Cependant Henry était arrivé au camp des insurgés, près d’Hamilton. Il y trouva tout en confusion. On y avait appris par des avis certains que l’armée royale, ayant reçu les renforts qu’elle attendait d’Angleterre, était sur le point d’entrer en campagne. La renommée exagérait ses forces, le bon état des troupes, leur valeur, leur discipline ; et le courage des insurgés en était abattu. D’autres circonstances venaient encore à leur désavantage. Le caractère connu du duc de Monmouth avait fait concevoir des espérances au parti modéré, mais elles s’étaient évanouies depuis qu’on savait quels étaient ceux qui commandaient sous ses ordres.
Son lieutenant-général, le célèbre Thomas Dalzell, ayant servi en Russie, contrée alors plongée dans la barbarie, était aussi fameux par ses cruautés et par le peu de cas qu’il faisait de la vie des hommes, que par sa valeur et sa fidélité. La cavalerie marchait sous le commandement de Claverhouse, qui brûlait de venger la mort de son neveu, et l’affront qu’il avait essuyé à l’affaire de Loudon-Hill.
L’artillerie de l’armée royale était, disait-on, la plus formidable qu’on eût encore vue en Écosse, et la cavalerie nombreuse et supérieurement montée ; enfin, la vengeance du roi n’avait été tardive que pour éclater d’une manière plus terrible et plus certaine.
Morton s’efforça de rassurer les esprits, en leur démontrant qu’il y avait probablement de l’exagération dans tous ces bruits, et en leur rappelant la force de leur position, défendue par une rivière qu’on ne pouvait passer que sur un pont très long et très étroit. Il rappela à leur souvenir la victoire qu’ils avaient remportée sur Claverhouse, dans un temps où, bien moins nombreux, ils étaient pour la plupart sans armes, et n’avaient pas encore l’habitude de la discipline ; enfin, il s’efforça de les convaincre que leur sûreté était entre leurs mains et dépendait de leur courage.
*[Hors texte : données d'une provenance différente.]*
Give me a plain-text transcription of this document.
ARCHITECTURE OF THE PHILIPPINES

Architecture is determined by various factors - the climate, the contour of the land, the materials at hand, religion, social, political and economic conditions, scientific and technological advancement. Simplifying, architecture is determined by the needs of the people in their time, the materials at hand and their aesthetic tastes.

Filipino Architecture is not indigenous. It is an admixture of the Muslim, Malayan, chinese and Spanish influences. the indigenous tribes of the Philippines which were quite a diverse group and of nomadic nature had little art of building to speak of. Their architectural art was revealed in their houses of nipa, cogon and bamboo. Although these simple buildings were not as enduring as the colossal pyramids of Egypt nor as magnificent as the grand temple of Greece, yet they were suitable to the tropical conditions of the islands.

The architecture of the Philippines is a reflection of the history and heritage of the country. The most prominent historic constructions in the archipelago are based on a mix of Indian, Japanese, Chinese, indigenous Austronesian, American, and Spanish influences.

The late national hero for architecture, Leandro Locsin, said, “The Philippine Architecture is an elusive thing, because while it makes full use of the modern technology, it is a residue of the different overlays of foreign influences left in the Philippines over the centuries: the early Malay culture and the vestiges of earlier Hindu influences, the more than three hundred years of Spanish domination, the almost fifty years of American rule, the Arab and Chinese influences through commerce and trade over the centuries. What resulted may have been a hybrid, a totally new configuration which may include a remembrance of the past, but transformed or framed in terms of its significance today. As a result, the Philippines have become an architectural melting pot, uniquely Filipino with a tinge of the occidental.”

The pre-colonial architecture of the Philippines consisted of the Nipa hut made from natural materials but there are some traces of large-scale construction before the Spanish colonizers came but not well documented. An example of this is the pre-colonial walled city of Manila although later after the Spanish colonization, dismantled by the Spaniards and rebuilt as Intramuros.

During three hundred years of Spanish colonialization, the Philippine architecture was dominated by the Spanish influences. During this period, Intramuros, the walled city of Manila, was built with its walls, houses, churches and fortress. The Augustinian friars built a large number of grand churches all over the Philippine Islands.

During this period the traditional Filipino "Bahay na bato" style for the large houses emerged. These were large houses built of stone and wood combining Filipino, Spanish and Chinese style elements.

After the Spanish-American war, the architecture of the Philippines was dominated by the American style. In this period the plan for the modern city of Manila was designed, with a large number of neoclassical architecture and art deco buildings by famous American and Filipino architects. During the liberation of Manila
Mais, tandis qu’il cherchait ainsi à ranimer l’ardeur des soldats, il fit valoir auprès des chefs ces bruits décourageans, pour leur faire sentir la nécessité de proposer au gouvernement des termes de conciliation qu’il pût accepter, et qui seraient probablement écoutés plus favorablement tandis qu’ils les proposaient à la tête d’une armée nombreuse et qui n’avait encore éprouvé aucun échec. Il leur fit observer que, dans l’état de découragement où se trouvait l’armée, il était difficile d’espérer qu’elle combattit avec avantage les forces régulières du duc de Monmouth, et que, s’ils avaient le malheur d’essuyer une défaite, l’insurrection, bien loin d’avoir été utile à la patrie, serait un nouveau prétexte pour redoubler les persécutions.
L’évidence de ces raisonnemens convainquit un certain nombre de chefs, qui sentirent qu’il était également dangereux pour eux de congédier leurs troupes ou de rester à leur tête. Ils prirent connaissance des propositions que lord Evandale était chargé de transmettre au duc de Monmouth, et y donnèrent leur adhésion. Mais il en était d’autres qui traitèrent ces propositions d’impies, de sacrilèges, parce qu’elles n’étaient pas fondées sur le Covenant de 1640. Ils répandirent ces idées parmi la multitude, qui ne prévoyait rien, n’avait rien à perdre, et ne prenait jamais conseil que d’un fanatisme aveugle et sanguinaire. Ils allaient criant partout que ceux qui parlaient de paix sans y mettre pour condition le détrônement du roi et l’indépendance de l’église presbytérienne, étaient des gens qui ne songeaient qu’à retirer leurs mains de la charrue, ne cherchaient qu’un prétexte pour abandonner leurs frères et une occasion pour les trahir. Dans tous les rangs on n’entendait que disputes et controverses à ce sujet ; des querelles on en venait souvent aux coups, et la division qui régnait dans l’armée était d’un fâcheux présage pour les événemens qui se préparaient.